Salme Elass stared down at her icily, a long-hafted sword resting on her shoulder. The moment seemed endless as she studied her prey, and it was all Tynisa could do to stay standing and return the woman’s gaze.

‘Child of the Lowlands,’ the Dragonfly princess said, ‘what brought you here to kill my son? Tell me it was the business of the Empire. Tell me I have an enemy in some Beetle city. Make me understand.’ Her hand flexed on the sword’s grip, and Tynisa could envisage the diagonal cleaving stroke as Elass leant forward in the saddle to hack into her collarbone and come near to decapitating her. The princess was a skilled horsewoman who had judged the distance precisely, her victim well within reach.

None of Tynisa’s comrades seemed to be close enough to intervene, this time. Thalric was still protecting Che, and the bandits were looking after their own.

Well, then, let it be this.

‘Alain made me his sword to use in war,’ she said simply. ‘But when it then came to peacetime, he was careless and so he cut himself. Do not blame the sword.’

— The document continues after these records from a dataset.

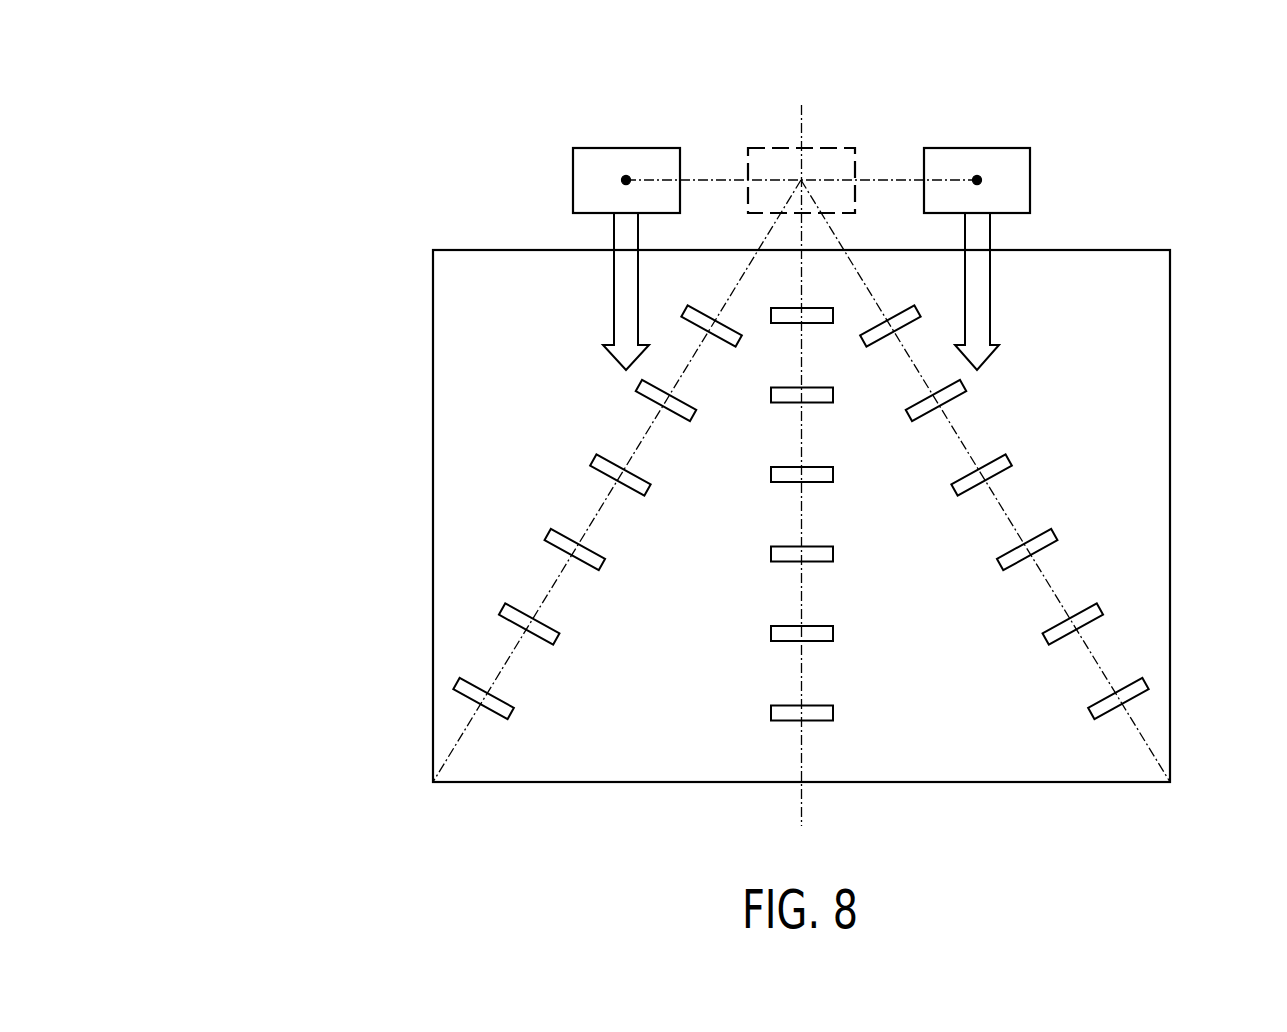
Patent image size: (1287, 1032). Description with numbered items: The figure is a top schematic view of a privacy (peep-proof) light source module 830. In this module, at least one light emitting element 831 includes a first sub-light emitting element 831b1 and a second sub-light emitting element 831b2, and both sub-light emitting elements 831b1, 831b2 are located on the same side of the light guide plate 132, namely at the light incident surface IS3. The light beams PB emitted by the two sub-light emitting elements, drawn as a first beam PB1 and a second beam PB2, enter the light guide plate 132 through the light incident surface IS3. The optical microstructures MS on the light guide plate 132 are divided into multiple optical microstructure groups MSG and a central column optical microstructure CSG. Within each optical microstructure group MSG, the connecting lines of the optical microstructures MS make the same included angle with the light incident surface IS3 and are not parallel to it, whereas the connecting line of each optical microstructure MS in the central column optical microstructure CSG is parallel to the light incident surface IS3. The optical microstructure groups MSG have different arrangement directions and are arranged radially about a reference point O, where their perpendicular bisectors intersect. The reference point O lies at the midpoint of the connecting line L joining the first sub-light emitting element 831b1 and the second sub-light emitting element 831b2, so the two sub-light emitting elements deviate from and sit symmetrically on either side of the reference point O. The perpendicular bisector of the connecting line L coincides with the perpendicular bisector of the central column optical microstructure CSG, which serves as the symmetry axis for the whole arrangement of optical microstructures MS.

The light emitting element 831 is at (192, 30).
The first sub-light emitting element 831b1 is at (1013, 183).
The second sub-light emitting element 831b2 is at (590, 183).
The optical microstructures MS is at (347, 30).
The optical microstructure groups MSG is at (484, 641).
The central column optical microstructure CSG is at (831, 656).
The probe beams PB is at (502, 30).
The first probe beam PB1 is at (977, 305).
The second probe beam PB2 is at (627, 306).
The reference point O is at (803, 175).
The connecting line L is at (883, 178).
The light incident surface IS3 is at (1147, 249).
The light guide plate 132 is at (1157, 552).
The privacy light source module 830 is at (1258, 845).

Elass’s face contorted in fury and her blade whipped forward even faster than Tynisa had anticipated. She closed her eyes.

The sound of steel on steel came in a single ringing impact, and then she heard Elass’s horse whinny, and its mistress curse. When Tynisa’s eyes opened, Elass was on foot, thrown from her horse, and the animal running off with its bridle swinging. Between her and Tynisa stood a pale figure. In fact Tynisa had never seen a paler. It was not just the grey leathers, which were torn and stained, but he carried the bloodless pallor of a dead man. Isendter, named Whitehand, stood before his mistress with his claw upraised. He was breathing like a dying sprinter, the red on his lips vivid against his blanched skin, and the web of bandages about his wound was running with fresh blood.

‘Traitor!’ Elass screamed.

‘This is shameful,’ came Isendter’s reply, his voice as weak and ragged as Tynisa’s own. ‘I swore to defend your honour. She
won!

‘Traitor.’ This time the word was flat and ugly. Tynisa saw the blow before it landed, and cried out in warning, but Isendter must surely have foreseen it too. He made no move, did not dip his upraised blade by so much as an inch, accepting the rebuke of his mistress.

She ran him through, ramming the straight blade beneath his ribs, hard enough to lift him on to his toes. With a scream, Salme Elass wrenched her blade free from his body, and he dropped to his knees in the snow and keeled over. Tynisa needed only a glance to know that Isendter was dead.

Then Elass’s blade was in motion again, scything in a flat arc towards Tynisa.